With the conversion of President Obama the argument has been transformed. The debate about raising the debt ceiling was not about whether we should cut public spending during the worst economic recession in 70 years, but about how fast and how much. The debt deal promises to shrink federal spending by more than $2 trillion. The day after the agreement was signed Senator Alan Simpson and Erskine Bowles, cochairmen of the National Commission on Fiscal Responsibility and Reform weighed in with an editorial in the New York Times arguing that federal spending must shrink by more than twice that. As part of the debt ceiling agreement the Congress will vote on a balanced budget amendment to the Constitution.

Reporters are having a difficult time reconciling their new embrace of the proposition that shrinking the economy will grow the economy with the facts on the ground.

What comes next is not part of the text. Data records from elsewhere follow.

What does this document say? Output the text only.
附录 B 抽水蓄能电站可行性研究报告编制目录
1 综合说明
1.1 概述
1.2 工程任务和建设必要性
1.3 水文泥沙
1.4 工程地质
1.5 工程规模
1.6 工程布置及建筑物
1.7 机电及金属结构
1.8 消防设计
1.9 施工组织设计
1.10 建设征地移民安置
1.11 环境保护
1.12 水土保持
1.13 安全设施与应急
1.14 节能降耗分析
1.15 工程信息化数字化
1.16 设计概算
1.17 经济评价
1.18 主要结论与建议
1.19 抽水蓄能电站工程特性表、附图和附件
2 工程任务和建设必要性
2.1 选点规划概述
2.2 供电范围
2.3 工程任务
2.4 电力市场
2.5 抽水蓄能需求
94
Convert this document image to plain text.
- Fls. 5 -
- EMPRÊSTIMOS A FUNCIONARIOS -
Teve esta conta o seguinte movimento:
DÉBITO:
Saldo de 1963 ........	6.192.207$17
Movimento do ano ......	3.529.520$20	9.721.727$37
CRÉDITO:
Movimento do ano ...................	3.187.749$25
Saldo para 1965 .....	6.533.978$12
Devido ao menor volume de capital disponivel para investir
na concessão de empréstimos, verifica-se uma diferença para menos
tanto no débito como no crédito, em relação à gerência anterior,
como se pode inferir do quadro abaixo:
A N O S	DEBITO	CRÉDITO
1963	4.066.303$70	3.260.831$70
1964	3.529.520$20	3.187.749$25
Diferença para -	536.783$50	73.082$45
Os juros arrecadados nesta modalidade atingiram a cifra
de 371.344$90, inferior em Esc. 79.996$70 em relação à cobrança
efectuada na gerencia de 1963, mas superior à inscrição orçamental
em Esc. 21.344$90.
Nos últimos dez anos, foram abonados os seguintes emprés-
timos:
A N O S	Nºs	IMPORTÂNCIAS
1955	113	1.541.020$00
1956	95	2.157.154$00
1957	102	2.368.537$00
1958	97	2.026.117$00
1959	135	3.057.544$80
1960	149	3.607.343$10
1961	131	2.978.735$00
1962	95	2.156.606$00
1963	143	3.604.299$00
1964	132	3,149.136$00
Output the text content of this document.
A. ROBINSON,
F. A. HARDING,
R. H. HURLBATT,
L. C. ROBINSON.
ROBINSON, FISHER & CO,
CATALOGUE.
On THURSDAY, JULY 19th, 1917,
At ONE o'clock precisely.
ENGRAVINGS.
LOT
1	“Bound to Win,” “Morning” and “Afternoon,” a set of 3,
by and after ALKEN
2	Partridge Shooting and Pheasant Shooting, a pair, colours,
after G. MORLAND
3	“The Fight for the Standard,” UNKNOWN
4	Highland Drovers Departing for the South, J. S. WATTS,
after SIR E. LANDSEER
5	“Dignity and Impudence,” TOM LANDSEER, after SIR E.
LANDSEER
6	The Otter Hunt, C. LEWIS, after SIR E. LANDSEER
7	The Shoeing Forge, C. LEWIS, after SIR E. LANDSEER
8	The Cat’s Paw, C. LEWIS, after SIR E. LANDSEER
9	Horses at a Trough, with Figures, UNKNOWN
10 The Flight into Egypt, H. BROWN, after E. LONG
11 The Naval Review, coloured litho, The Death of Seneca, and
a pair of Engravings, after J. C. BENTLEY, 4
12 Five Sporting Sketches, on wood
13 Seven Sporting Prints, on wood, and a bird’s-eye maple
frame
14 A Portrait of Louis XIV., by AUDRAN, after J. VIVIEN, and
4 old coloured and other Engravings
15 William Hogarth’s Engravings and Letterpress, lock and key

The day before the debt ceiling agreement was signed the New York Times headline announced, Optimism on Wall Street. “After an anxious weekend spent glued to their BlackBerrys and Phones, bankers and investors breathed a sigh of relief Sunday as lawmakers forged an agreement to raise the nation’s debt ceiling ahead of Monday’s trading. Wall Street was hesitant to declare a total victory, though, because lawmakers still faced the hurdle of getting a bill through both chambers of Congress.”

The next day, after Wall Street could justifiably declare a total victory, the Times business headline read, World Markets Staggered. But still the reporters held to the superstition of the age. “Market analysis and economist made clear that even though the debt limit agreement averted a potential default on United States debt, the drawnout process had taken its toll.”

Apparently, markets fell because it had taken congress so long to raise the debt ceiling, not because of the substance of the agreement itself.

The day after the agreement was signed the stock market plunged more than 2 percent. The next day it dropped another 2 percent. Two days later it dropped another 5 percent

A fierce symmetry is at work. Congress agreed to shrink public spending by $2 trillion. The next week stock market capitalization plunged by almost $1.5 trillion.

Welcome to the new era of austerity, driven by the superstition of our age. We will grow the economy by shrinking it.

David Morris is co-founder and vice president of the Institute for Local Self Reliance in Minneapolis, Minn., and director of its New Rules project.